Questions fréquentes sur les fixations en carrelage

Quelle cheville mettre sur du carrelage ?

Cela dépend du support derrière le carreau et du poids à fixer. Pour une charge légère jusqu’à 20 kg (miroir, porte-serviettes) sur tout type de support, une cheville nylon à expansion suffit. Pour une charge de 30 à 40 kg sur placo (meuble de salle de bain, WC suspendu), choisissez une cheville Molly métallique avec pince à expansion obligatoire. Pour les charges dépassant 40 kg, optez pour une cheville à bascule type Würth W-KD.

Peut-on mettre des chevilles Molly sur du carrelage ?

Oui, les chevilles Molly sont parfaitement adaptées quand le carrelage recouvre du placo BA13. Il faut choisir une longueur suffisante pour traverser l’épaisseur totale (environ 16 mm minimum de carreau plus colle plus placo) et déployer les ailettes derrière la plaque. La pose exige impérativement une pince à expansion dédiée : serrer la vis directement sans pince empêche l’ouverture des ailettes et rend la fixation inefficace.

Comment percer une cheville dans du carrelage sans le casser ?

Collez un ruban adhésif de masquage en croix sur le point de perçage pour stabiliser la mèche. Utilisez une mèche carbure de tungstène ou diamant spéciale carrelage. Démarrez à vitesse très lente sans percussion pour traverser la glaçure. Une fois le carreau traversé, vous pouvez activer le mode percussion uniquement si le support derrière est du béton ou de la brique. Ne percez jamais dans un joint de carrelage, toujours au centre du carreau.

Comment fixer une cheville carrelage quand le trou est trop grand ?

Trois solutions selon la situation. Si le trou est légèrement trop grand, utilisez une cheville d’un diamètre supérieur ou une cheville à bascule qui tolère mieux le surdimensionnement. Si le placo est endommagé, injectez du scellement chimique dans le trou, réinsérez la cheville et laissez prendre avant de visser.
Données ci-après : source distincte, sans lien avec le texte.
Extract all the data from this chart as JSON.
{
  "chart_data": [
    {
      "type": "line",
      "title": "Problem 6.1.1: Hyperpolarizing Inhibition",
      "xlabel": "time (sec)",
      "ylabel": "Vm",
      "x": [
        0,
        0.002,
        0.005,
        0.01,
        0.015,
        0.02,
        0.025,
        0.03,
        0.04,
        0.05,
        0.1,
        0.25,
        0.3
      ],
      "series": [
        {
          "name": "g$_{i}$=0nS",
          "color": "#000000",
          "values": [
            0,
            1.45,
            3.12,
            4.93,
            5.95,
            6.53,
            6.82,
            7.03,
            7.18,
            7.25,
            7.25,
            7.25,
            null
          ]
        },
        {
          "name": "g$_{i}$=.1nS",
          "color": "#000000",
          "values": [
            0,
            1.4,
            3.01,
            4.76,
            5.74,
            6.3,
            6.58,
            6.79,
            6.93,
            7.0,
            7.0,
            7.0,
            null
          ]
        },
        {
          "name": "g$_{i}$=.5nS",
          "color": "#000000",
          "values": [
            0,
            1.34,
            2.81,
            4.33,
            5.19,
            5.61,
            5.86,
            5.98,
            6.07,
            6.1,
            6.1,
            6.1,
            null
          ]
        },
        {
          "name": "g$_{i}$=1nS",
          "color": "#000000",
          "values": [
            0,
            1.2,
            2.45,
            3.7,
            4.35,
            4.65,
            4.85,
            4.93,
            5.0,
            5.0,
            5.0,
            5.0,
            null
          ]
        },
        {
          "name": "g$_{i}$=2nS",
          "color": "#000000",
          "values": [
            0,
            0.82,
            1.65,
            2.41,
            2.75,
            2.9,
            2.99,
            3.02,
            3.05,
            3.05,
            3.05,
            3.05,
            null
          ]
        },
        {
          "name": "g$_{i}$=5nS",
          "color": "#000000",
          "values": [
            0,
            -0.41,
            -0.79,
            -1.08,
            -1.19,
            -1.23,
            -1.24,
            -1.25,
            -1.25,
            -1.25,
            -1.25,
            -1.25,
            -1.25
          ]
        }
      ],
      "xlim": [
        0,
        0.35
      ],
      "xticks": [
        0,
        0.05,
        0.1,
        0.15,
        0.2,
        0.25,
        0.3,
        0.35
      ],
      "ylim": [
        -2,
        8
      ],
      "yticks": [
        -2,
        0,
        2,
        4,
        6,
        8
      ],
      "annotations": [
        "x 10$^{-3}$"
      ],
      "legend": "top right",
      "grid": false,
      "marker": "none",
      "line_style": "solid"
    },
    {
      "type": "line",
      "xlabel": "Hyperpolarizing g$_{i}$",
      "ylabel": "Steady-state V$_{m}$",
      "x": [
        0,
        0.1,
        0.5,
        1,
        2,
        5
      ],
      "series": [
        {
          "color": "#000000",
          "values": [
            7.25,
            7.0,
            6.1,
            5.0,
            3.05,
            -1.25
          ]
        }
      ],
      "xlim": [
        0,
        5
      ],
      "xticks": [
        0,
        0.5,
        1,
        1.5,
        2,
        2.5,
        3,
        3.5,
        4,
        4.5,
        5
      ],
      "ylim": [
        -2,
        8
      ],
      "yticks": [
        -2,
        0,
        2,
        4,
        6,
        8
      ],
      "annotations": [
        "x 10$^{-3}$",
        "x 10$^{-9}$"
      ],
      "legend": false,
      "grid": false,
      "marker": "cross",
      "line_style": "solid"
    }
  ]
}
Si la situation est irréparable à cet emplacement, déplacez le point de fixation de quelques centimètres et rebouchez l’ancien trou avec du mastic époxy compatible carrelage.

Quelle différence entre carrelage sur placo et carrelage sur mur plein pour les fixations ?
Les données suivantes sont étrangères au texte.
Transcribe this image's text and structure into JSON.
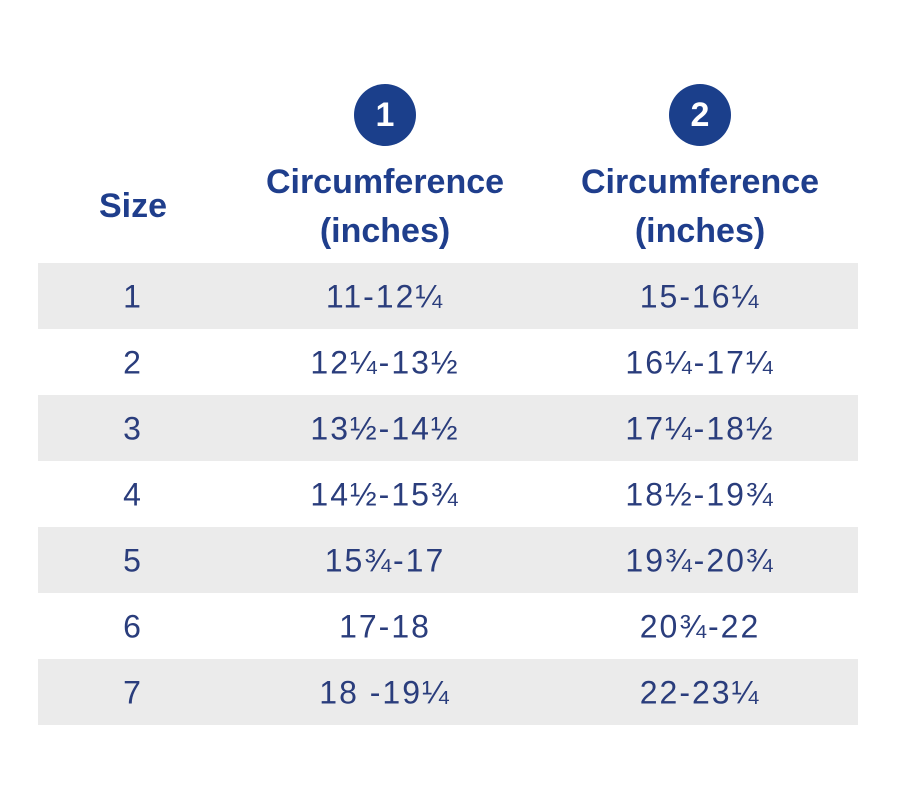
{
  "header": {
    "size_label": "Size",
    "columns": [
      {
        "badge": "1",
        "title_lines": [
          "Circumference",
          "(inches)"
        ]
      },
      {
        "badge": "2",
        "title_lines": [
          "Circumference",
          "(inches)"
        ]
      }
    ]
  },
  "table": {
    "rows": [
      [
        "1",
        "11-12¼",
        "15-16¼"
      ],
      [
        "2",
        "12¼-13½",
        "16¼-17¼"
      ],
      [
        "3",
        "13½-14½",
        "17¼-18½"
      ],
      [
        "4",
        "14½-15¾",
        "18½-19¾"
      ],
      [
        "5",
        "15¾-17",
        "19¾-20¾"
      ],
      [
        "6",
        "17-18",
        "20¾-22"
      ],
      [
        "7",
        "18 -19¼",
        "22-23¼"
      ]
    ]
  }
}
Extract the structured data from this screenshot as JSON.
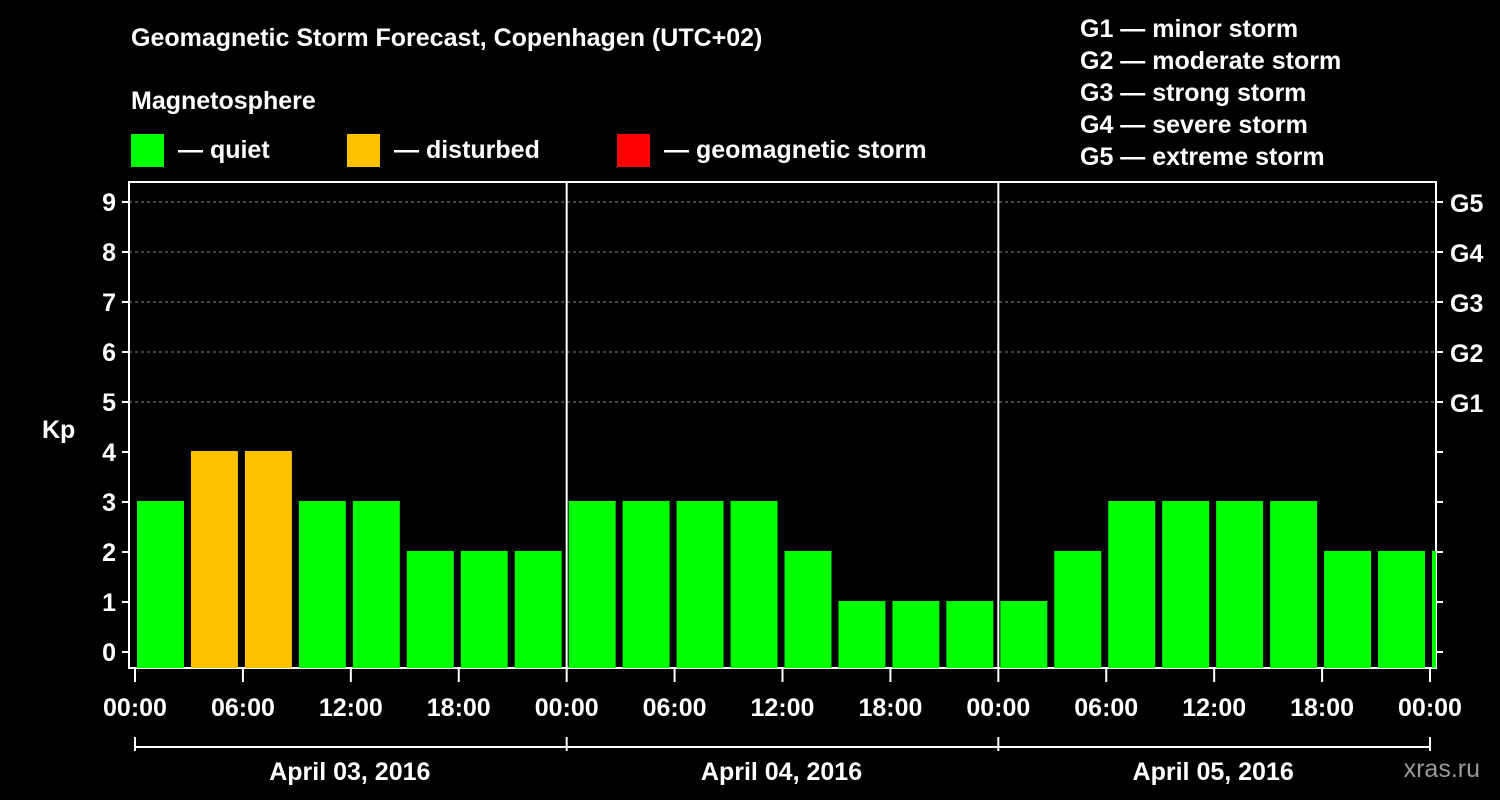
{
  "title": "Geomagnetic Storm Forecast, Copenhagen (UTC+02)",
  "subtitle": "Magnetosphere",
  "legend": [
    {
      "label": "— quiet",
      "color": "#00ff00"
    },
    {
      "label": "— disturbed",
      "color": "#ffc000"
    },
    {
      "label": "— geomagnetic storm",
      "color": "#ff0000"
    }
  ],
  "storm_levels": [
    "G1 — minor storm",
    "G2 — moderate storm",
    "G3 — strong storm",
    "G4 — severe storm",
    "G5 — extreme storm"
  ],
  "watermark": "xras.ru",
  "chart_data": {
    "type": "bar",
    "ylabel": "Kp",
    "ylim": [
      0,
      9
    ],
    "y_ticks": [
      0,
      1,
      2,
      3,
      4,
      5,
      6,
      7,
      8,
      9
    ],
    "right_axis_labels": [
      {
        "kp": 5,
        "label": "G1"
      },
      {
        "kp": 6,
        "label": "G2"
      },
      {
        "kp": 7,
        "label": "G3"
      },
      {
        "kp": 8,
        "label": "G4"
      },
      {
        "kp": 9,
        "label": "G5"
      }
    ],
    "x_tick_labels": [
      "00:00",
      "06:00",
      "12:00",
      "18:00",
      "00:00",
      "06:00",
      "12:00",
      "18:00",
      "00:00",
      "06:00",
      "12:00",
      "18:00",
      "00:00"
    ],
    "days": [
      "April 03, 2016",
      "April 04, 2016",
      "April 05, 2016"
    ],
    "interval_hours": 3,
    "values": [
      3,
      4,
      4,
      3,
      3,
      2,
      2,
      2,
      3,
      3,
      3,
      3,
      2,
      1,
      1,
      1,
      1,
      2,
      3,
      3,
      3,
      3,
      2,
      2,
      2
    ],
    "colors": {
      "quiet": "#00ff00",
      "disturbed": "#ffc000",
      "storm": "#ff0000"
    },
    "grid": true
  }
}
Sur mur plein (béton, brique), une cheville à expansion classique trouve une matière dense où se bloquer, permettant des charges élevées. Sur placo BA13, l’espace creux derrière la plaque rend toute cheville à expansion classique inefficace : elle tourne dans le vide. Il faut obligatoirement une cheville conçue pour paroi creuse (Molly, bascule) qui crée un appui mécanique derrière la plaque. Cette distinction conditionne entièrement le choix de la cheville et les charges supportées.